Drivers across the board have a lot to worry about when it comes to preserving safety on the road. Everything from a small distraction to not getting enough sleep the night before could potentially lead to dangerous or even fatal crashes.
In particular, drowsiness has much stronger ties with roadway crashes than most people think. But just how and why does drowsiness make such a big impact?
How the public views drowsy driving
Sleep Foundation discusses the many impacts that drowsiness can have on driving. First of all, driving has a uniquely widespread impact due to the fact that it does not face the same demonization as other forms of unsafe driving behaviors. Among them include intoxicated driving and texting while driving.
On the other hand, some people view drowsy driving as an inevitability and a product of our current work and school culture. This means more people hit the road while tired or even sleep-deprived, which in turn ups everyone’s chances of getting involved in a crash.
How drowsiness affects drivers
Drowsiness itself contributes to crashes because it affects the human brain in a way eerily similar to intoxication. Drowsy and intoxicated drivers both struggle to concentrate, cannot predict oncoming risks and have slowed reflexes.

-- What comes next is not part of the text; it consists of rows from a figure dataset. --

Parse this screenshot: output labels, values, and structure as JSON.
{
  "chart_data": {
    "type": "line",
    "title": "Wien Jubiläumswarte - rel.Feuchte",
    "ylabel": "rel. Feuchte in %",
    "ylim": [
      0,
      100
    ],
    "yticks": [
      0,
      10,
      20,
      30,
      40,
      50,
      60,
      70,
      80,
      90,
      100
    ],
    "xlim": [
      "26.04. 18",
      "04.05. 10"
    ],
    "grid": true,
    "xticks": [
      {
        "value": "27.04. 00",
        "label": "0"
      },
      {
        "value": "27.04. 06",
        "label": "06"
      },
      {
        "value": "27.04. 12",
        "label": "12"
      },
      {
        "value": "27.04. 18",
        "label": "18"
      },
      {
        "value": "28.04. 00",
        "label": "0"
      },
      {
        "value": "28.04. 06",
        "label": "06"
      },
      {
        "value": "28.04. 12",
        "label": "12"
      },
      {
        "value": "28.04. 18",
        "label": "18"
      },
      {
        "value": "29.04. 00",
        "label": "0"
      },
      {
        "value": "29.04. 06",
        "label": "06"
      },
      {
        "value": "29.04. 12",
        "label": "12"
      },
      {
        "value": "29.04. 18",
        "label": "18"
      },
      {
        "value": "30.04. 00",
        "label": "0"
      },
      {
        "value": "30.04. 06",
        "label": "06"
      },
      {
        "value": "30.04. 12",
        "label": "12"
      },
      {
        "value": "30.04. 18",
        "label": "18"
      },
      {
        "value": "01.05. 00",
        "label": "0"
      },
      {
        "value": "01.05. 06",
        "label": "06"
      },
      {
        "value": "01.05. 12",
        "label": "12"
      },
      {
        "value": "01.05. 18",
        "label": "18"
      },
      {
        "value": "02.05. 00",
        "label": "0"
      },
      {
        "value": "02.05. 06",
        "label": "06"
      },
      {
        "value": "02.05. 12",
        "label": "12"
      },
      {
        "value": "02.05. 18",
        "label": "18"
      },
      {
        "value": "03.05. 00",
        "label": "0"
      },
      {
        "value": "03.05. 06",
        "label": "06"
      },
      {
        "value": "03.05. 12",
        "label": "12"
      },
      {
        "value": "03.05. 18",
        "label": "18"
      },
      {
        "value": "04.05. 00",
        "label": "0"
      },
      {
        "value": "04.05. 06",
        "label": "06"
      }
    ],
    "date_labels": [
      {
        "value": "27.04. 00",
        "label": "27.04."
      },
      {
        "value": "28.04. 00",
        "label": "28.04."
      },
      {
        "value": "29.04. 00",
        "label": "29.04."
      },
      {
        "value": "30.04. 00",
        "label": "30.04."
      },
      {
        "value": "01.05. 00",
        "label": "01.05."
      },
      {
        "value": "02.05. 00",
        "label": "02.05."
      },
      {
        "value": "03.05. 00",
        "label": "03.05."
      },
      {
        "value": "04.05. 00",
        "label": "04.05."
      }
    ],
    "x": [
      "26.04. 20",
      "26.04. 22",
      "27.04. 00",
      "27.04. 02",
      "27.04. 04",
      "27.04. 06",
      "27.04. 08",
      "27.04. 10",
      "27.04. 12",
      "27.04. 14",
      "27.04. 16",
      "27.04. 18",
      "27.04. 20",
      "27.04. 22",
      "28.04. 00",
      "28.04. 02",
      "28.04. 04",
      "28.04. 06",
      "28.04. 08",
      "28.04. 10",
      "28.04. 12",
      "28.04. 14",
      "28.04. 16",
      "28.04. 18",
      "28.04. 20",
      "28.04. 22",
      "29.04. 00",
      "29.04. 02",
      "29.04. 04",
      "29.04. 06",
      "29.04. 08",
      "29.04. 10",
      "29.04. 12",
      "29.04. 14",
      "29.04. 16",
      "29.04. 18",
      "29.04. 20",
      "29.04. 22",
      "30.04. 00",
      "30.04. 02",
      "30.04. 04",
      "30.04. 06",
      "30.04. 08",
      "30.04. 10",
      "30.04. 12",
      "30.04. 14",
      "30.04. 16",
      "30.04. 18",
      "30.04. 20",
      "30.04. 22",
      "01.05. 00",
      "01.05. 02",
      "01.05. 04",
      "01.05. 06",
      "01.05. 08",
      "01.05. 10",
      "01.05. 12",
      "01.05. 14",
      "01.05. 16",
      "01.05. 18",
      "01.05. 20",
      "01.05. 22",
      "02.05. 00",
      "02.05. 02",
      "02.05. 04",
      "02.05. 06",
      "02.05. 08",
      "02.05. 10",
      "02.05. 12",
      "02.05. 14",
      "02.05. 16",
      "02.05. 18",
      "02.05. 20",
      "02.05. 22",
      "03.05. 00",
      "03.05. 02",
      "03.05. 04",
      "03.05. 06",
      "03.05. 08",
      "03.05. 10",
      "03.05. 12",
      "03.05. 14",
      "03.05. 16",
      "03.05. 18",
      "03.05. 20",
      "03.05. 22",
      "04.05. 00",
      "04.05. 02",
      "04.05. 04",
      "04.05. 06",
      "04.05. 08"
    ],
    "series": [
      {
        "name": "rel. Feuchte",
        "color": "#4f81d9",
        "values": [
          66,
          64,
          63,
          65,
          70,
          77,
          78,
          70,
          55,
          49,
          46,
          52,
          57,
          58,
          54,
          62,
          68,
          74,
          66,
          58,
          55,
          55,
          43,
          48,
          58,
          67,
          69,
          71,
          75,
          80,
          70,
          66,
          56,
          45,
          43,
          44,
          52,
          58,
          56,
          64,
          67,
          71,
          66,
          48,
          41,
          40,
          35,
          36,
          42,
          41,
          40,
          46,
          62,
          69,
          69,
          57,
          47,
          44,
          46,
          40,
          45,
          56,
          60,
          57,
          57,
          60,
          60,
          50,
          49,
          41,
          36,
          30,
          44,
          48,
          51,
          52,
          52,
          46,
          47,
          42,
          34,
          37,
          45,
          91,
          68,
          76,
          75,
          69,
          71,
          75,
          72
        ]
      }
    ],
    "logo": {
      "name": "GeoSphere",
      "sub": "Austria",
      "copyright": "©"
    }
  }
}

On top of that, drowsy drivers also have a risk of falling asleep at the wheel. A person could entirely conk out, or experience something called “microsleep”, in which you fall into light sleep over a period of 1 to 3 seconds when you blink. Unfortunately, when traveling at the speeds typical on a freeway, you can still travel the distance of a football field in 3 seconds. Needless to say, even a brief moment of unconsciousness can contribute heftily to the risks of a crash.